Siamo amati da Dio non perché noi siamo buoni, ma perché Lui è nostro Padre. Accogliendo come fratelli tutti i suoi figli, diventiamo come Lui che è misericordia in sé e per tutti. Per questo l’ebreo accetterà il pagano; Stefano “martire” di Gesù, perdona ai suoi persecutori; Paolo, da “fratello maggiore”, si riconoscerà primo dei peccatori. Sgonfiato dal suo protagonismo di irreprensibile, si farà l’ultimo di tutti, per accogliere tutti.
Il perdono libera.
Poche volte siamo offesi; molte volte ci sentiamo offesi: Perdonare è abbandonare o eliminare un sentimento ostile contro il fratello. Chi soffre di più: colui che odia o colui che è odiato? Chi è odiato vive generalmente tranquillo nel suo mondo, mentre il risentimento distrugge il risentito. L’amor proprio è cieco e suicida: preferisce la soddisfazione della vendetta al sollievo del perdono. Ma è follia odiare: è come immagazzinare veleno nelle viscere, Chi serba rancore vive in eterna agonia. Non c’è al mondo frutto più saporito della sensazione di serenità e di sollievo che si sente perdonando, così come non c’è fatica più sgradevole di quella che produce il rancore. Vale la pena perdonare, anche se solo per interesse, perché non c’è terapia più liberatrice di quella del perdono. Non è sempre necessario chiedere perdono o perdonare con le parole.
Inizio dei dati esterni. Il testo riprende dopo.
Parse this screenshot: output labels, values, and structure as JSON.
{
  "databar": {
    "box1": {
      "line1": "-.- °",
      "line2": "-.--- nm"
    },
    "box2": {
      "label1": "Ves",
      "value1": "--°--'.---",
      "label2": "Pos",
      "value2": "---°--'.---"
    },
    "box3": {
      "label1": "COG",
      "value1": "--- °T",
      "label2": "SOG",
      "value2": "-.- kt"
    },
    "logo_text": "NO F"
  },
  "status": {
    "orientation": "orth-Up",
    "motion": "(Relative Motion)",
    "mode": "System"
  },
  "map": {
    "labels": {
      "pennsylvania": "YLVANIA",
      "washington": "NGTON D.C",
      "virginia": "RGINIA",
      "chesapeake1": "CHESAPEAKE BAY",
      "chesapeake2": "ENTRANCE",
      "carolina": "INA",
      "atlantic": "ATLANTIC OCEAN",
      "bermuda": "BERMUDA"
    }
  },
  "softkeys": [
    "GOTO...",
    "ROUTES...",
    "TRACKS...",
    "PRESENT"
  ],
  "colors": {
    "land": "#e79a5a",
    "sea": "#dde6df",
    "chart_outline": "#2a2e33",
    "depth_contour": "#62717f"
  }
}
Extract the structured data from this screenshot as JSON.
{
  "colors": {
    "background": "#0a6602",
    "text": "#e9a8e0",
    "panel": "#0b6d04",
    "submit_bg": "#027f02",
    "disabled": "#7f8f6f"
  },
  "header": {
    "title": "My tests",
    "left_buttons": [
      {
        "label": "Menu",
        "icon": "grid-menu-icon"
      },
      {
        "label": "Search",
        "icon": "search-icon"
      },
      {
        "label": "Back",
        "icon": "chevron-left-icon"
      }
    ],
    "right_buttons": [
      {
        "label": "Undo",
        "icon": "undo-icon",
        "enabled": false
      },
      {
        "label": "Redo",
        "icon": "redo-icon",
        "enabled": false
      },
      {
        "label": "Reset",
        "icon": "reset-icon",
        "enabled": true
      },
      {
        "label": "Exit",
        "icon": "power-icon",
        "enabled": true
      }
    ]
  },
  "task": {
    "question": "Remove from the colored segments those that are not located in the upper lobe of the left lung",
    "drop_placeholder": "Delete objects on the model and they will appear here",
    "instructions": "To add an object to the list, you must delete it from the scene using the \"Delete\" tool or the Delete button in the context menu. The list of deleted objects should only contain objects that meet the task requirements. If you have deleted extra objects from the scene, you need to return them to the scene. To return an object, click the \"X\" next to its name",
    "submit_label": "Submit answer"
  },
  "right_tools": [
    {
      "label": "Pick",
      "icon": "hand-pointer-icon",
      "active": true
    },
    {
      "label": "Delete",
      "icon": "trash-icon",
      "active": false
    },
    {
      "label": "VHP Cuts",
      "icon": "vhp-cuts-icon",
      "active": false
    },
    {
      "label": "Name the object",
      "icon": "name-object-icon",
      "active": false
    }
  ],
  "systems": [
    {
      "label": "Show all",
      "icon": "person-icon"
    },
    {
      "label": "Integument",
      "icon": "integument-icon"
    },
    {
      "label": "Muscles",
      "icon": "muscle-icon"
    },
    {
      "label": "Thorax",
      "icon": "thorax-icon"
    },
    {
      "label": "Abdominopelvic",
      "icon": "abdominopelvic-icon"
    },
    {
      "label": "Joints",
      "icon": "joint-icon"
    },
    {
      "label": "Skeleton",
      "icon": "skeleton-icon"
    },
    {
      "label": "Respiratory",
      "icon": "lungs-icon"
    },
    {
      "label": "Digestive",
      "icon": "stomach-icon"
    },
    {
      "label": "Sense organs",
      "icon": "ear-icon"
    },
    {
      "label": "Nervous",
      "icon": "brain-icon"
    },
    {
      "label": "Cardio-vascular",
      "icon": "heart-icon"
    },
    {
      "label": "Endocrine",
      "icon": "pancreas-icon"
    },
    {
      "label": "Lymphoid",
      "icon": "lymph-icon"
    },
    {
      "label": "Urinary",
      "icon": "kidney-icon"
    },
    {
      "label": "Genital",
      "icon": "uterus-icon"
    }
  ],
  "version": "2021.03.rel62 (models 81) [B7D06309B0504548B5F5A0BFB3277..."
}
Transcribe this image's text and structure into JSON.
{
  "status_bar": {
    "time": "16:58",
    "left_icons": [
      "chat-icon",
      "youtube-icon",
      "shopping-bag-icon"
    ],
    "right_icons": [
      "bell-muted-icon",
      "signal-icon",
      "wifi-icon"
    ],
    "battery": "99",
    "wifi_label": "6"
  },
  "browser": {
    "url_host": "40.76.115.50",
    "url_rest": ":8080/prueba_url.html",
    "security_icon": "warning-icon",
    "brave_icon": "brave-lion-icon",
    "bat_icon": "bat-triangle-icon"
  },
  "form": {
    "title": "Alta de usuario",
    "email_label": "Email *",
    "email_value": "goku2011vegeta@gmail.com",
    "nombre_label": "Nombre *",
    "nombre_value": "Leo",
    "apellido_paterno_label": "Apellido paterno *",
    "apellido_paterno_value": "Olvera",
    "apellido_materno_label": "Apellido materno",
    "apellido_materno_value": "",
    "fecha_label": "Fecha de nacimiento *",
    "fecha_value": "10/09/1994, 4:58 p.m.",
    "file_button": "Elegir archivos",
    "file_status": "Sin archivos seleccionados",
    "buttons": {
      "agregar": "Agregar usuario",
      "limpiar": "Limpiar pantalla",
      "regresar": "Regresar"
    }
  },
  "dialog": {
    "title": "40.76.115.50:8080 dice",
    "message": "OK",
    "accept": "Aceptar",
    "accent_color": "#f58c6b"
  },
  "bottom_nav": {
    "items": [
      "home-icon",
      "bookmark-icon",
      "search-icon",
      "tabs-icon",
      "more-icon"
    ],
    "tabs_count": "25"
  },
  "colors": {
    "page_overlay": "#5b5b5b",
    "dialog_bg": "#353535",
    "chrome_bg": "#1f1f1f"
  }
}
Molte volte basta un saluto, uno sguardo benevolo, un avvicinamento, una conversazione. Sono i migliori segni del perdono. A volte succede che dopo aver accettato il perdono, tra le persone, dopo un certo tempo, rinasca l’avversione. Non bisogna spaventarsi: una ferita profonda ha bisogno di molte cure. Torniamo a perdonare ancora finché la ferita non sia completamente rimarginata.
Spunti per una riflessione personale e comunitaria
Comprendere per perdonare:
Se comprendessimo meglio colui che ci sembra avversario, a volte non ci sarebbe neanche bisogno di perdonare.
- al di fuori di casi eccezionali, nessuno agisce con cattiva, consapevole intenzione. Non starai attribuendo a questa persona intenzioni perverse che lui mai ha avuto?
- hai mai pensato che il tuo “avversario” possa non aver mai detto ciò che ti hanno riferito che lui ha detto? Oppure possa averlo detto con un altro tono o in un altro contesto?
- riesci a immaginare che chi sembra orgoglioso potrebbe essere in realtà solo timido? Oppure chi ha una condotta che sembra aggressiva in realtà è in autodifesa?
- sei convinto che chi non riesce a rapportarsi con gli altri è il primo a soffrire, il primo a non voler essere così?
Comportamenti:
- quando subisci un torto, ti senti vittima di un’ingiustizia e dici: me la deve pagare! Sul piano umano è comprensibile questa reazione, ma prova a riflettere: Dio si comporta così con te?
- come, quando ed a quali condizioni perdoni all’altro?
- Riesci ad assumere i sentimenti di Gesù davanti al tuo “avversario”?